Jika diresapi secara mendalam, syair rudat memiliki
makna batin yang kuat. Misalnya syair, “Ya Khayyu ya Qayyum, La khaula wa laa
quwwata illa billahi aliyyil adzim.” Syair ini memiliki arti bahwa tiada daya
dan upaya tanpa hidayah dan izin Allah.
Syair rudat mengisyaratkan munajat dan kepasrahan
total akan keterbatasan manusia. Gerakan tariannya juga demikian, tiap tembang
yang dilantunkan akan memiliki gerakan yang berbeda.

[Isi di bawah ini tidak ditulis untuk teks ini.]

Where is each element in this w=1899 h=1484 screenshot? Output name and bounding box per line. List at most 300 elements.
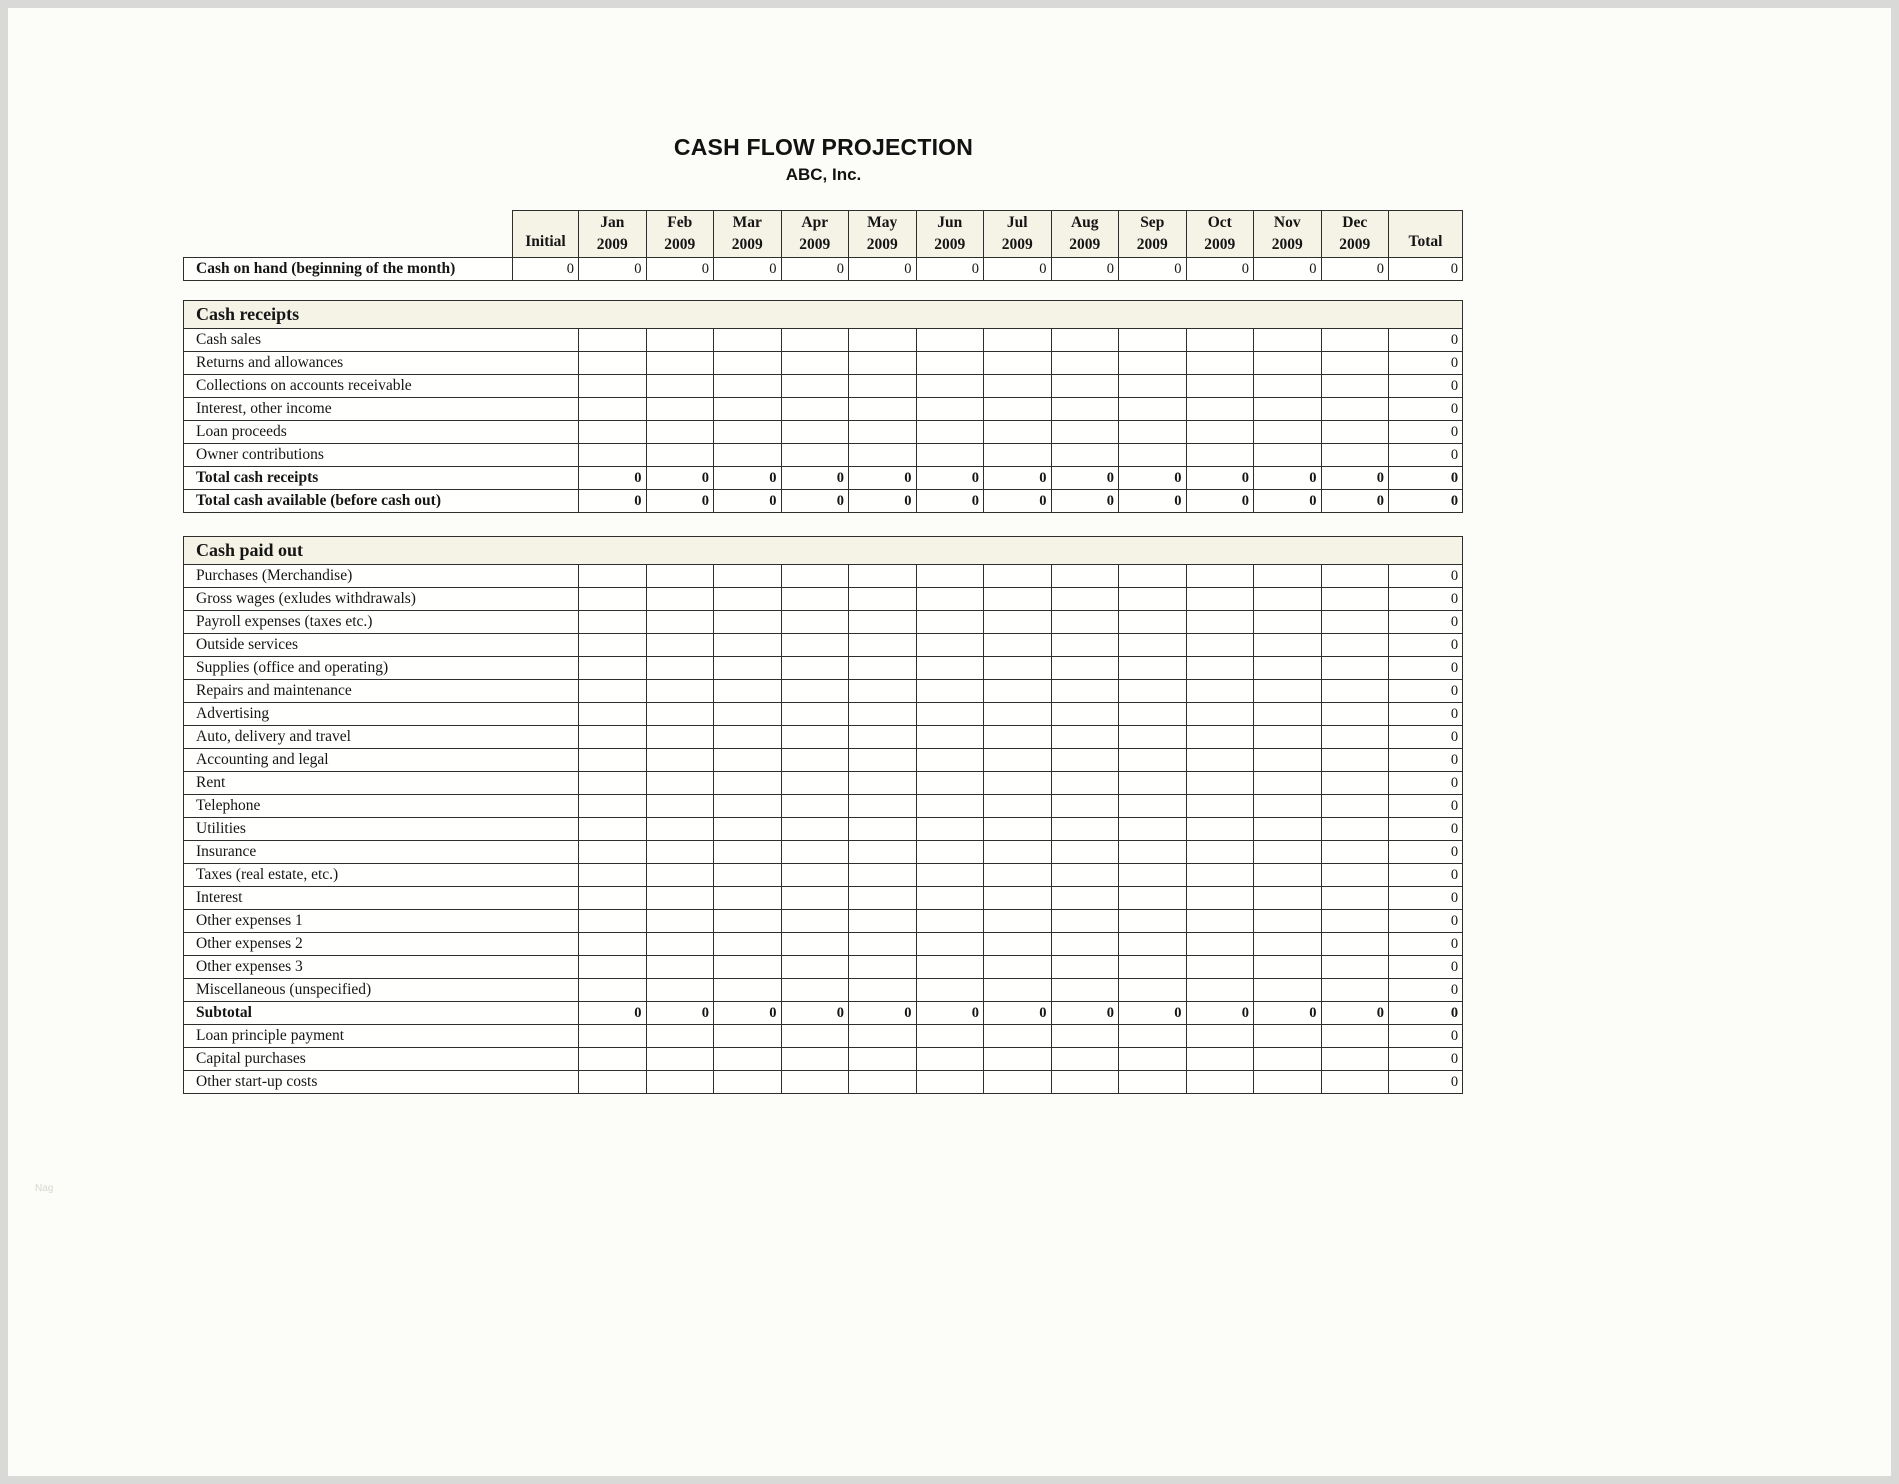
cell-value — [646, 933, 714, 956]
cell-value — [916, 703, 984, 726]
cell-total: 0 — [1389, 657, 1463, 680]
cell-value — [1321, 933, 1389, 956]
cell-value — [849, 680, 917, 703]
cell-value — [1254, 910, 1322, 933]
table-row — [184, 979, 1463, 1002]
cell-value — [984, 841, 1052, 864]
section-header-row — [184, 537, 1463, 565]
table-row — [184, 680, 1463, 703]
cell-value — [1119, 1071, 1187, 1094]
cell-value — [1321, 444, 1389, 467]
cell-value — [714, 565, 782, 588]
cell-value — [1254, 1025, 1322, 1048]
cell-total: 0 — [1389, 979, 1463, 1002]
cell-value — [1321, 887, 1389, 910]
cell-value — [1254, 444, 1322, 467]
cell-total: 0 — [1389, 611, 1463, 634]
row-label: Total cash receipts — [184, 467, 579, 490]
cell-value — [1051, 657, 1119, 680]
cell-value — [1186, 726, 1254, 749]
cell-value — [1321, 910, 1389, 933]
cell-value — [781, 444, 849, 467]
row-label: Other expenses 1 — [184, 910, 579, 933]
cell-total: 0 — [1389, 1025, 1463, 1048]
cell-value: 0 — [513, 258, 579, 281]
cell-total: 0 — [1389, 726, 1463, 749]
cell-total: 0 — [1389, 634, 1463, 657]
cell-value — [1119, 887, 1187, 910]
cell-value — [1051, 680, 1119, 703]
cell-value — [1186, 352, 1254, 375]
month-year: 2009 — [1001, 236, 1033, 253]
cell-value — [984, 818, 1052, 841]
cell-value: 0 — [1119, 490, 1187, 513]
cell-value — [1254, 772, 1322, 795]
month-name: Jan — [600, 213, 625, 231]
cell-value — [579, 375, 647, 398]
cell-total: 0 — [1389, 841, 1463, 864]
cell-value — [646, 680, 714, 703]
cell-value — [1321, 680, 1389, 703]
cell-value — [1321, 1048, 1389, 1071]
cell-value: 0 — [579, 490, 647, 513]
cell-value — [984, 444, 1052, 467]
cell-total: 0 — [1389, 375, 1463, 398]
cell-value — [1321, 703, 1389, 726]
row-label: Loan proceeds — [184, 421, 579, 444]
cell-value — [781, 1071, 849, 1094]
cell-value — [1254, 657, 1322, 680]
month-year: 2009 — [1204, 236, 1236, 253]
cell-value — [1321, 375, 1389, 398]
cell-value — [984, 795, 1052, 818]
cell-value: 0 — [1389, 258, 1463, 281]
row-label: Miscellaneous (unspecified) — [184, 979, 579, 1002]
cell-value — [1186, 565, 1254, 588]
row-label: Repairs and maintenance — [184, 680, 579, 703]
cell-value — [984, 329, 1052, 352]
cell-value: 0 — [781, 258, 849, 281]
cell-value — [579, 680, 647, 703]
table-row — [184, 1071, 1463, 1094]
cell-total: 0 — [1389, 772, 1463, 795]
cell-value — [579, 444, 647, 467]
cell-value — [781, 329, 849, 352]
row-label: Accounting and legal — [184, 749, 579, 772]
cell-value — [646, 795, 714, 818]
column-header-month-may — [849, 211, 917, 258]
cell-value — [1254, 864, 1322, 887]
cell-value — [781, 979, 849, 1002]
cell-value: 0 — [1051, 258, 1119, 281]
cell-value — [1119, 703, 1187, 726]
cell-total: 0 — [1389, 588, 1463, 611]
cell-value — [1186, 887, 1254, 910]
row-label: Subtotal — [184, 1002, 579, 1025]
cell-value — [849, 795, 917, 818]
cell-value — [1051, 588, 1119, 611]
cell-value — [1051, 887, 1119, 910]
cell-value — [849, 398, 917, 421]
cell-value — [916, 887, 984, 910]
cell-value — [916, 634, 984, 657]
month-year: 2009 — [1136, 236, 1168, 253]
cell-value — [1051, 749, 1119, 772]
cell-value — [1119, 421, 1187, 444]
cell-value — [714, 795, 782, 818]
cell-value — [1321, 749, 1389, 772]
cell-value — [1051, 864, 1119, 887]
column-header-row — [184, 211, 1463, 258]
cell-value — [849, 979, 917, 1002]
cell-value — [646, 818, 714, 841]
row-label: Gross wages (exludes withdrawals) — [184, 588, 579, 611]
cell-value — [646, 887, 714, 910]
cell-value — [1186, 864, 1254, 887]
cell-value — [849, 956, 917, 979]
cell-value — [849, 841, 917, 864]
cell-value — [714, 933, 782, 956]
cell-value — [1051, 841, 1119, 864]
cell-value — [916, 1048, 984, 1071]
cell-value — [781, 956, 849, 979]
cell-value — [781, 841, 849, 864]
cell-value — [916, 398, 984, 421]
cell-value — [714, 841, 782, 864]
cell-value — [781, 887, 849, 910]
cell-value — [984, 588, 1052, 611]
cell-value — [781, 680, 849, 703]
cell-value — [1186, 1048, 1254, 1071]
cell-value — [1254, 421, 1322, 444]
cell-value — [916, 588, 984, 611]
table-row — [184, 1048, 1463, 1071]
cell-value — [579, 703, 647, 726]
cell-value — [781, 910, 849, 933]
cell-value: 0 — [579, 1002, 647, 1025]
cell-value — [1119, 772, 1187, 795]
cell-value — [1186, 933, 1254, 956]
row-label: Collections on accounts receivable — [184, 375, 579, 398]
cell-value — [984, 375, 1052, 398]
cell-value — [579, 1071, 647, 1094]
cell-value — [1321, 979, 1389, 1002]
cell-value — [1321, 398, 1389, 421]
cell-value — [646, 864, 714, 887]
cell-value — [1051, 979, 1119, 1002]
cell-value: 0 — [916, 258, 984, 281]
column-header-initial: Initial — [513, 211, 579, 258]
cell-value — [1051, 634, 1119, 657]
cell-value: 0 — [849, 467, 917, 490]
cell-value — [1119, 352, 1187, 375]
header-spacer — [184, 211, 513, 258]
cell-value — [579, 352, 647, 375]
cell-value — [646, 329, 714, 352]
cell-value — [1051, 795, 1119, 818]
cell-value — [714, 979, 782, 1002]
table-row — [184, 956, 1463, 979]
cell-value: 0 — [579, 467, 647, 490]
cell-value — [916, 910, 984, 933]
row-label: Payroll expenses (taxes etc.) — [184, 611, 579, 634]
cell-value — [579, 657, 647, 680]
cell-value: 0 — [646, 258, 714, 281]
row-label: Cash sales — [184, 329, 579, 352]
cell-value — [579, 772, 647, 795]
cell-value — [646, 398, 714, 421]
cell-value — [1186, 329, 1254, 352]
month-name: Sep — [1140, 213, 1165, 231]
cell-value: 0 — [916, 467, 984, 490]
table-row — [184, 864, 1463, 887]
cell-value — [781, 1048, 849, 1071]
cell-value — [579, 749, 647, 772]
cell-value — [1321, 657, 1389, 680]
cell-value — [714, 1048, 782, 1071]
cell-value — [579, 1025, 647, 1048]
cell-value — [1051, 1071, 1119, 1094]
cell-value — [916, 795, 984, 818]
cell-value — [1321, 565, 1389, 588]
cell-value — [781, 634, 849, 657]
cell-value — [1254, 887, 1322, 910]
month-year: 2009 — [799, 236, 831, 253]
month-name: Dec — [1342, 213, 1368, 231]
cell-value — [1119, 749, 1187, 772]
cell-value: 0 — [916, 490, 984, 513]
cell-value — [781, 726, 849, 749]
cell-total: 0 — [1389, 910, 1463, 933]
column-header-month-nov — [1254, 211, 1322, 258]
cell-value — [916, 841, 984, 864]
row-label: Supplies (office and operating) — [184, 657, 579, 680]
cell-value — [646, 657, 714, 680]
row-label: Interest, other income — [184, 398, 579, 421]
row-label: Advertising — [184, 703, 579, 726]
cell-value — [646, 444, 714, 467]
month-name: Jul — [1006, 213, 1028, 231]
cell-value — [1186, 979, 1254, 1002]
cell-value — [646, 703, 714, 726]
cell-value — [1186, 375, 1254, 398]
cell-total: 0 — [1389, 467, 1463, 490]
cell-value: 0 — [849, 1002, 917, 1025]
cell-value — [1321, 864, 1389, 887]
cell-value — [984, 887, 1052, 910]
cell-value — [849, 1048, 917, 1071]
month-name: Aug — [1070, 213, 1099, 231]
month-year: 2009 — [1339, 236, 1371, 253]
table-row — [184, 375, 1463, 398]
cell-value — [1119, 398, 1187, 421]
cell-value — [579, 565, 647, 588]
cell-value — [714, 1071, 782, 1094]
table-row — [184, 933, 1463, 956]
section-header-row — [184, 301, 1463, 329]
cell-value: 0 — [646, 490, 714, 513]
cell-value — [579, 887, 647, 910]
cell-total: 0 — [1389, 795, 1463, 818]
row-label: Insurance — [184, 841, 579, 864]
table-row — [184, 1025, 1463, 1048]
page-title: CASH FLOW PROJECTION — [673, 134, 974, 160]
cell-value — [984, 956, 1052, 979]
cell-value — [579, 329, 647, 352]
cell-value — [849, 657, 917, 680]
cell-value — [1254, 375, 1322, 398]
table-row — [184, 588, 1463, 611]
cell-value — [1051, 375, 1119, 398]
cell-value — [1254, 726, 1322, 749]
cell-value — [1051, 726, 1119, 749]
cell-value — [579, 421, 647, 444]
cell-value — [579, 634, 647, 657]
cell-value — [781, 1025, 849, 1048]
cell-value — [984, 979, 1052, 1002]
cell-value — [714, 634, 782, 657]
row-label: Auto, delivery and travel — [184, 726, 579, 749]
row-label: Returns and allowances — [184, 352, 579, 375]
table-row — [184, 726, 1463, 749]
month-name: Oct — [1207, 213, 1232, 231]
cell-value — [849, 933, 917, 956]
cell-value — [1186, 818, 1254, 841]
cell-value: 0 — [714, 1002, 782, 1025]
cell-value — [1254, 956, 1322, 979]
month-year: 2009 — [664, 236, 696, 253]
row-label: Other expenses 2 — [184, 933, 579, 956]
section-table-1 — [183, 536, 1463, 1094]
row-label: Capital purchases — [184, 1048, 579, 1071]
cell-value: 0 — [1051, 1002, 1119, 1025]
table-row — [184, 398, 1463, 421]
cell-value — [849, 444, 917, 467]
cell-value — [1186, 588, 1254, 611]
cell-value: 0 — [916, 1002, 984, 1025]
cell-value — [1051, 703, 1119, 726]
cell-value — [916, 611, 984, 634]
column-header-month-oct — [1186, 211, 1254, 258]
section-title: Cash receipts — [184, 301, 1463, 329]
cell-value — [1254, 1048, 1322, 1071]
cell-value — [714, 703, 782, 726]
cell-value — [781, 864, 849, 887]
cell-value — [849, 588, 917, 611]
row-label: Taxes (real estate, etc.) — [184, 864, 579, 887]
cell-value — [646, 1048, 714, 1071]
month-year: 2009 — [731, 236, 763, 253]
cell-value — [781, 588, 849, 611]
cell-value — [916, 352, 984, 375]
cell-value — [579, 398, 647, 421]
cell-value — [1186, 1025, 1254, 1048]
cell-value — [1119, 933, 1187, 956]
cell-value — [1051, 565, 1119, 588]
cell-value — [1119, 329, 1187, 352]
row-label: Utilities — [184, 818, 579, 841]
cell-value — [1119, 634, 1187, 657]
cell-value — [916, 680, 984, 703]
cell-value — [714, 818, 782, 841]
cell-value — [984, 910, 1052, 933]
cell-value: 0 — [1051, 490, 1119, 513]
cell-total: 0 — [1389, 956, 1463, 979]
cell-value — [714, 611, 782, 634]
table-row — [184, 657, 1463, 680]
cell-value — [781, 352, 849, 375]
page-subtitle: ABC, Inc. — [785, 165, 862, 184]
cell-value — [1119, 375, 1187, 398]
column-header-month-sep — [1119, 211, 1187, 258]
cell-value — [1254, 841, 1322, 864]
cell-value — [646, 375, 714, 398]
cell-value — [916, 329, 984, 352]
table-row — [184, 444, 1463, 467]
cell-value — [646, 956, 714, 979]
cell-value — [1186, 910, 1254, 933]
cell-value — [984, 1025, 1052, 1048]
cell-value — [579, 1048, 647, 1071]
cell-value — [849, 703, 917, 726]
column-header-total: Total — [1389, 211, 1463, 258]
cell-value — [579, 611, 647, 634]
cell-value — [984, 864, 1052, 887]
month-name: Nov — [1273, 213, 1301, 231]
cell-total: 0 — [1389, 421, 1463, 444]
cell-value — [579, 933, 647, 956]
cell-value — [916, 1025, 984, 1048]
cell-value — [714, 1025, 782, 1048]
table-row — [184, 352, 1463, 375]
cell-value — [916, 375, 984, 398]
table-row — [184, 467, 1463, 490]
cell-value: 0 — [849, 258, 917, 281]
cell-value — [1186, 680, 1254, 703]
cell-value — [714, 398, 782, 421]
cell-value — [1254, 329, 1322, 352]
cell-value — [849, 375, 917, 398]
row-label: Interest — [184, 887, 579, 910]
column-header-month-aug — [1051, 211, 1119, 258]
cell-value: 0 — [1186, 258, 1254, 281]
month-year: 2009 — [866, 236, 898, 253]
cell-value — [781, 398, 849, 421]
column-header-month-feb — [646, 211, 714, 258]
row-label: Cash on hand (beginning of the month) — [184, 258, 513, 281]
cell-value: 0 — [984, 258, 1052, 281]
cell-value — [1119, 726, 1187, 749]
cell-value — [1321, 329, 1389, 352]
cell-value — [984, 772, 1052, 795]
cell-value — [1051, 444, 1119, 467]
cell-value — [579, 979, 647, 1002]
cell-total: 0 — [1389, 490, 1463, 513]
column-header-month-mar — [714, 211, 782, 258]
cell-value — [579, 956, 647, 979]
table-row — [184, 565, 1463, 588]
cell-total: 0 — [1389, 887, 1463, 910]
cell-total: 0 — [1389, 749, 1463, 772]
cell-value — [714, 352, 782, 375]
cell-total: 0 — [1389, 933, 1463, 956]
cell-value — [646, 1025, 714, 1048]
watermark: Nag — [35, 1183, 54, 1194]
cell-value — [1321, 1025, 1389, 1048]
cell-value — [916, 657, 984, 680]
cell-value — [1186, 795, 1254, 818]
cell-value — [849, 352, 917, 375]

Tidak ada prosesi khusus yang dilakukan sebelum
mementaskan rudat. Beberapa hal yang harus dimiliki oleh pemain rudat adalah
tekun berlatih, ketulusan hati, dan kebersihan batin. Selanjutnya, secara
khusus semua penabuh alat musik (pemusik), penari, dan pelantun tembang harus
dikasih ijazah oleh sesepuhnya.
Kini, tarian Rudat banyak ditampilkan pada upacara
peringatan Maulid Nabi Muhammad SAW, Isra’ Mi’raj, Khataman Al-Qur’an, gebyar Muharam,
Hari Raya Idul Fitri, dan Hari besar Islam lainnya.Atau dipertunjukkan dalam
acara hiburan di lingkungan pesantren, upacara perkawinan, dan khitanan. Karena
memang, norma agama akan menjadi kering tanpa tradisi, seni, dan budaya.